Les fragments d’AICD aux extrémités EcoR1 et BamH1 sont liés au vecteur pGBKT7 aux extrémités EcoR1 et BamH1 d’après la méthode décrite au point 2.23. Pour vérifier les ligations, des transformations par choc thermique (point 2.25) sont effectuées et les bactéries transformées sont étalées sur des pétris sélectifs avec kanamycine (50mg/ml). Les pétris sont incubés à 37°C pour la nuit.

Les bactéries qui ont poussé sur les pétris sélectifs devraient contenir notre clone, soit le plasmide pGBKT7/AICD. Alors, pour s’en assurer, il faut extraire l’ADN plasmidique des bactéries et effectuer une digestion enzymatique.

Une colonie se retrouvant sur un pétris sélectif est piquée et elle est inoculée dans un tube contenant 4ml de milieu LB avec de la kanamycine. La culture bactérienne est incubée à 37°C pour la nuit à une agitation de 250rpm.

La culture bactérienne est séparée dans deux tubes de 1,5ml et centrifugée à 13 000g pour 1min. Le surnageant de chacun des tubes est aspiré avec une pompe à vide. Les deux culots obtenus sont combinés ensemble en étant resuspendus dans 200μl de tampon de

resuspension P1. Les tampons P1, P2 et P3 utilisés pour effectuer ce protocole sont les mêmes que ceux retrouvés au tableau 2. 200μl de tampon de lyse P2 est ajouté à la solution et le tout est mélangé par inversion pour être ensuite être incubée à TP pour 5min. 200μl de tampon de neutralisation P3 est ajouté et le tout est mélangé par inversion. La solution est incubée sur la glace pour 5min. pour être ensuite centrifugée à 13 000g pour 10min. Le surnageant est transféré dans un nouvel eppendorf. Pour la précipitation de l’ADN, 650μl d’isopropanol est ajouté au surnageant. Le tout est mélangé par inversion et centrifugé à 13 000g pour 15min. Le surnageant est enlevé et 300μl d’éthanol 70% est ajouté au culot. Une centrifugation est effectuée à 13 000g pendant 5min. Le surnageant est enlevé et le culot est séché à l’air libre pour 5 à 10min. Le culot est resuspendu dans 20μl d’eau.

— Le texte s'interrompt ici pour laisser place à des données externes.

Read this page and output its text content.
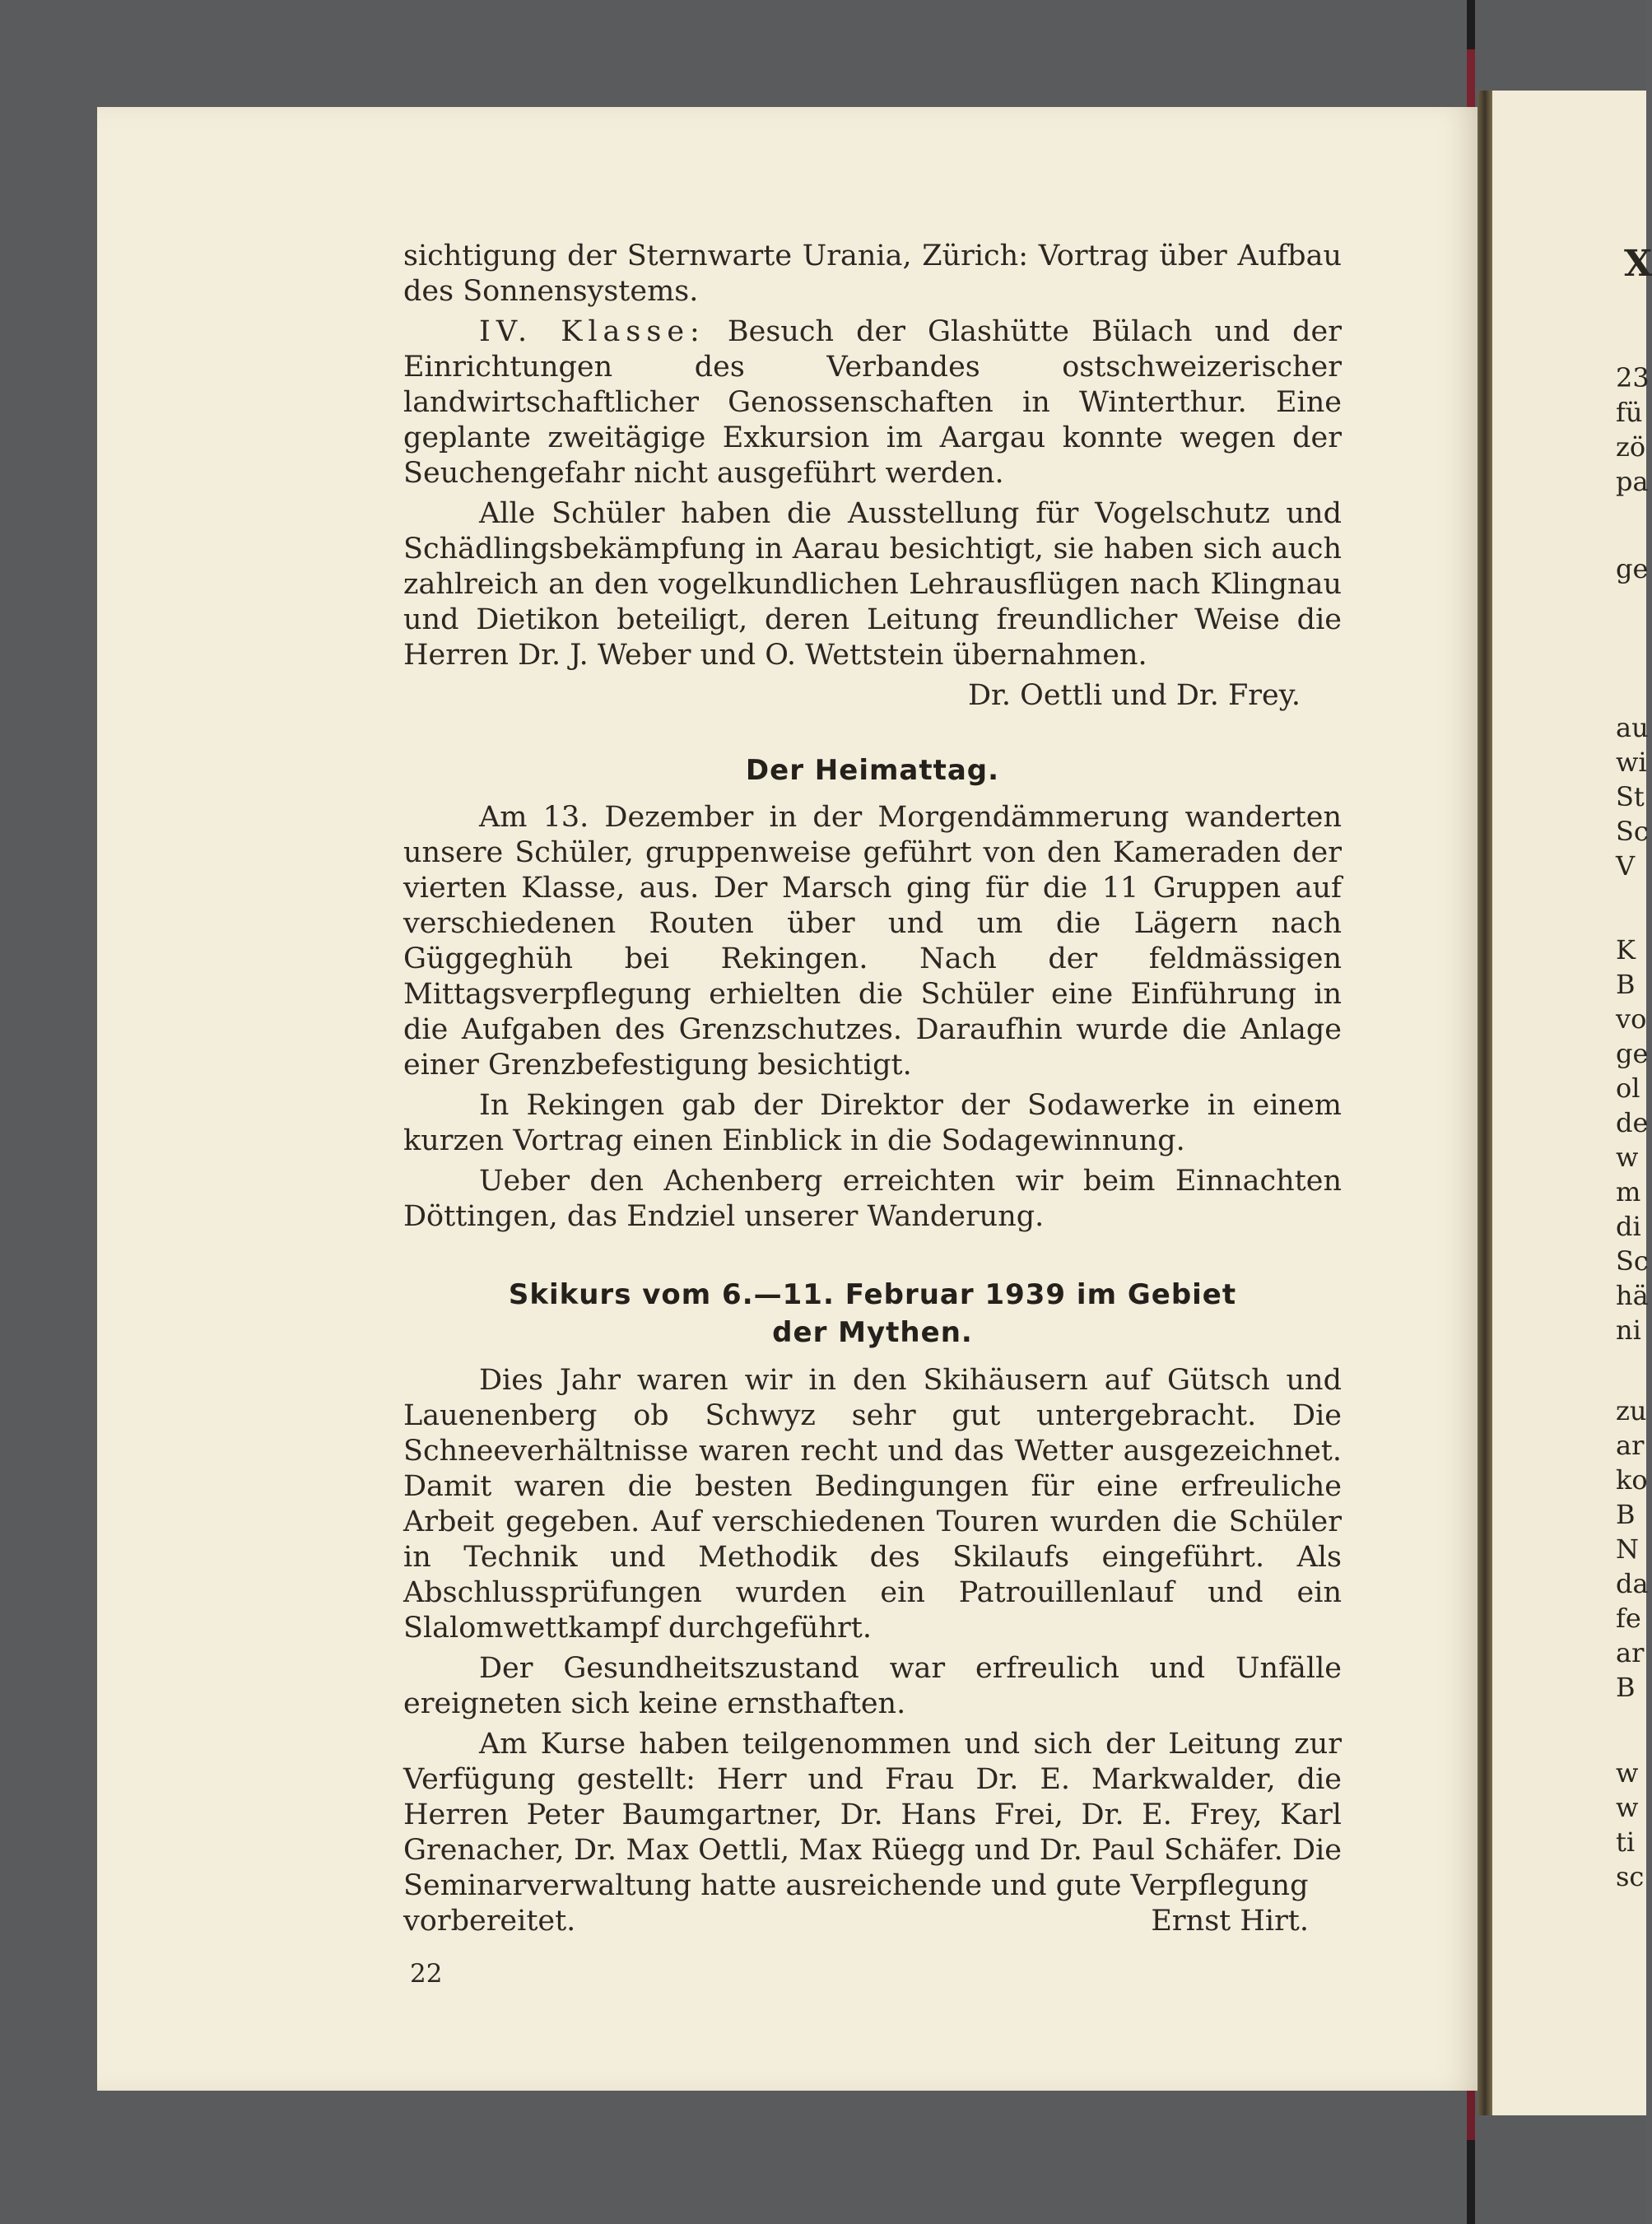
X
23
fü
zö
pa
ge
au
wi
St
Sc
V
K
B
vo
ge
ol
de
w
m
di
Sc
hä
ni
zu
ar
ko
B
N
da
fe
ar
B
w
w
ti
sc

sichtigung der Sternwarte Urania, Zürich: Vortrag über Aufbau des Sonnensystems.

IV. Klasse: Besuch der Glashütte Bülach und der Einrichtungen des Verbandes ostschweizerischer landwirtschaftlicher Genossenschaften in Winterthur. Eine geplante zweitägige Exkursion im Aargau konnte wegen der Seuchengefahr nicht ausgeführt werden.

Alle Schüler haben die Ausstellung für Vogelschutz und Schädlingsbekämpfung in Aarau besichtigt, sie haben sich auch zahlreich an den vogelkundlichen Lehrausflügen nach Klingnau und Dietikon beteiligt, deren Leitung freundlicher Weise die Herren Dr. J. Weber und O. Wettstein übernahmen.

Dr. Oettli und Dr. Frey.
Der Heimattag.

Am 13. Dezember in der Morgendämmerung wanderten unsere Schüler, gruppenweise geführt von den Kameraden der vierten Klasse, aus. Der Marsch ging für die 11 Gruppen auf verschiedenen Routen über und um die Lägern nach Güggeghüh bei Rekingen. Nach der feldmässigen Mittagsverpflegung erhielten die Schüler eine Einführung in die Aufgaben des Grenzschutzes. Daraufhin wurde die Anlage einer Grenzbefestigung besichtigt.

In Rekingen gab der Direktor der Sodawerke in einem kurzen Vortrag einen Einblick in die Sodagewinnung.

Ueber den Achenberg erreichten wir beim Einnachten Döttingen, das Endziel unserer Wanderung.

Skikurs vom 6.—11. Februar 1939 im Gebiet
der Mythen.

Dies Jahr waren wir in den Skihäusern auf Gütsch und Lauenenberg ob Schwyz sehr gut untergebracht. Die Schneeverhältnisse waren recht und das Wetter ausgezeichnet. Damit waren die besten Bedingungen für eine erfreuliche Arbeit gegeben. Auf verschiedenen Touren wurden die Schüler in Technik und Methodik des Skilaufs eingeführt. Als Abschlussprüfungen wurden ein Patrouillenlauf und ein Slalomwettkampf durchgeführt.

Der Gesundheitszustand war erfreulich und Unfälle ereigneten sich keine ernsthaften.

Am Kurse haben teilgenommen und sich der Leitung zur Verfügung gestellt: Herr und Frau Dr. E. Markwalder, die Herren Peter Baumgartner, Dr. Hans Frei, Dr. E. Frey, Karl Grenacher, Dr. Max Oettli, Max Rüegg und Dr. Paul Schäfer. Die Seminarverwaltung hatte ausreichende und gute Verpflegung

vorbereitet.	Ernst Hirt.
22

L’ADN plasmidique obtenu de chacune des colonies piquées est vérifié par digestion enzymatique en utilisant les mêmes enzymes qui ont permis d’effectuer le clonage: EcoR1 et BamH1. Le produit de chacune des digestions est vérifié sur un gel d’agarose 1% (point 2.10). La présence du marqueur de poids moléculaire nous permet d’identifier la bande représentant le vecteur pGBKT7 et celle représentant le fragment AICD et ainsi affirmer que le clone est bon.

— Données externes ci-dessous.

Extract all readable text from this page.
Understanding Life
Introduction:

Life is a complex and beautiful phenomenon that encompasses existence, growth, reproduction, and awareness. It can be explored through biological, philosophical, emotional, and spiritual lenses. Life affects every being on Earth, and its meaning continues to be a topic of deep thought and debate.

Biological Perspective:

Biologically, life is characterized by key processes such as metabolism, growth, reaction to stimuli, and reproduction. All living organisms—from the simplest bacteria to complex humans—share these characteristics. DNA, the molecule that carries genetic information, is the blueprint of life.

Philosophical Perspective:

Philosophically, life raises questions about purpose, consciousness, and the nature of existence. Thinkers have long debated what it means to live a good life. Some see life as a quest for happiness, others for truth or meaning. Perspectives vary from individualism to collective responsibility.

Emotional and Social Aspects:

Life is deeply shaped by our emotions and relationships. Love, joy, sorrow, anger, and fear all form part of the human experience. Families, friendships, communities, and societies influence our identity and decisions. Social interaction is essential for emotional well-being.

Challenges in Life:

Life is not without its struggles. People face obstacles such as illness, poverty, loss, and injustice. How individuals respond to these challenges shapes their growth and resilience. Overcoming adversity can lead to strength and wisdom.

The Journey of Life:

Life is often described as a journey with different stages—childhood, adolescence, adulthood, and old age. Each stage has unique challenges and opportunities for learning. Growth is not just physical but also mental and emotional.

La transformation permet la pénétration d’un ou de plusieurs plasmides dans une souche de levure. Pour faire différents tests et effectuer des contrôles avant la réalisation du «mating», les levures AH109 et Y187 doivent posséder des plasmides spécifiques. Les différentes transformations effectuées dans les levures AH109 ou Y187 sont indiquées au tableau 11. Le vecteur pGADT7 (Clontech) est choisi au lieu du vecteur pACT2 pour effectuer les contrôles nécessaires avant de le «mating». Il possède les mêmes propriétés que le vecteur pACT2.

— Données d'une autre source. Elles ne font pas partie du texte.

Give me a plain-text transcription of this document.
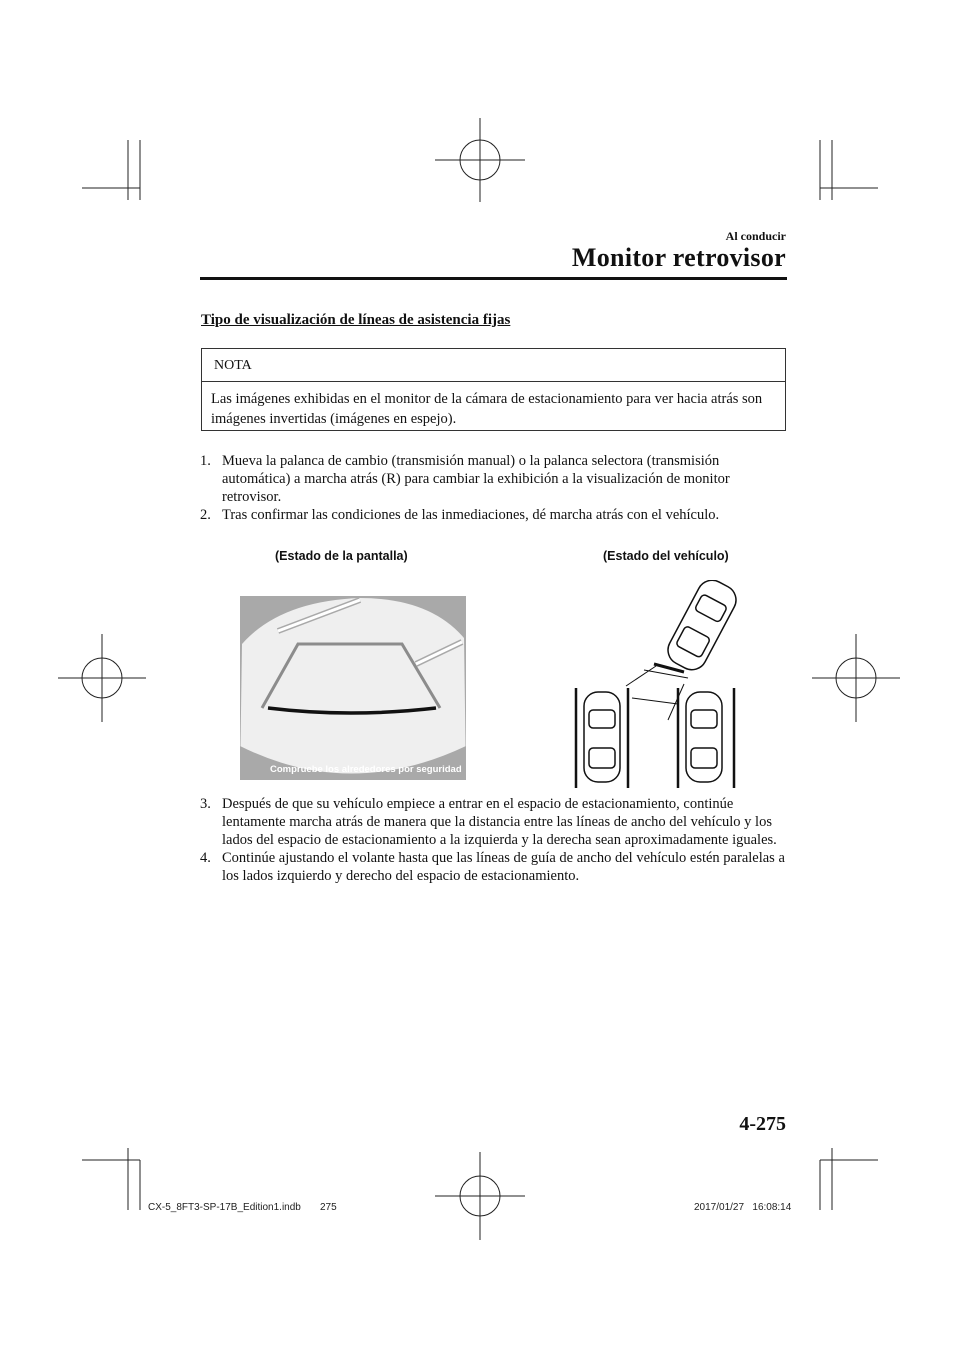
Al conducir
Monitor retrovisor
Tipo de visualización de líneas de asistencia fijas
NOTA
Las imágenes exhibidas en el monitor de la cámara de estacionamiento para ver hacia atrás son imágenes invertidas (imágenes en espejo).
1. Mueva la palanca de cambio (transmisión manual) o la palanca selectora (transmisión automática) a marcha atrás (R) para cambiar la exhibición a la visualización de monitor retrovisor.
2. Tras confirmar las condiciones de las inmediaciones, dé marcha atrás con el vehículo.
(Estado de la pantalla)	(Estado del vehículo)
Compruebe los alrededores por seguridad
3. Después de que su vehículo empiece a entrar en el espacio de estacionamiento, continúe lentamente marcha atrás de manera que la distancia entre las líneas de ancho del vehículo y los lados del espacio de estacionamiento a la izquierda y la derecha sean aproximadamente iguales.
4. Continúe ajustando el volante hasta que las líneas de guía de ancho del vehículo estén paralelas a los lados izquierdo y derecho del espacio de estacionamiento.
4-275
CX-5_8FT3-SP-17B_Edition1.indb 275	2017/01/27   16:08:14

Pour la transformation, plusieurs colonies fraîches de levure AH109 ou Y187, gardées à 30°C, sont prélevées et mises dans 1ml d’eau stérile. Le tout est vortexé et centrifugé à 13 000g pour 1min. Le surnageant est enlevé et 1ml d’eau stérile est mis sur le culot de levures. Le culot est resuspendu en vortexant. Une centrifugation est effectuée à 13 000g pour 1min. Le surnageant est enlevé et 1ml de LiAc 100mM est mélangé au culot en vortexant. Le mélange est centrifugé à 13 000g pour 1min. Le surnageant est enlevé et 500μl de LiAc 100mM est ajouté au culot. Le mélange est incubé à 30°C pour 15min. et centrifugé à 13 000g pour 1min. Le surnageant est enlevé et les produits suivants sont ajoutés au culot :

70μl d’eau

36μl de LiAc 1,0M

240μl 50% PEG (Sigma)

5μl ADN de sperme de Hareng préalablement bouilli 5min. (10mg/ml) (Invitrogen™)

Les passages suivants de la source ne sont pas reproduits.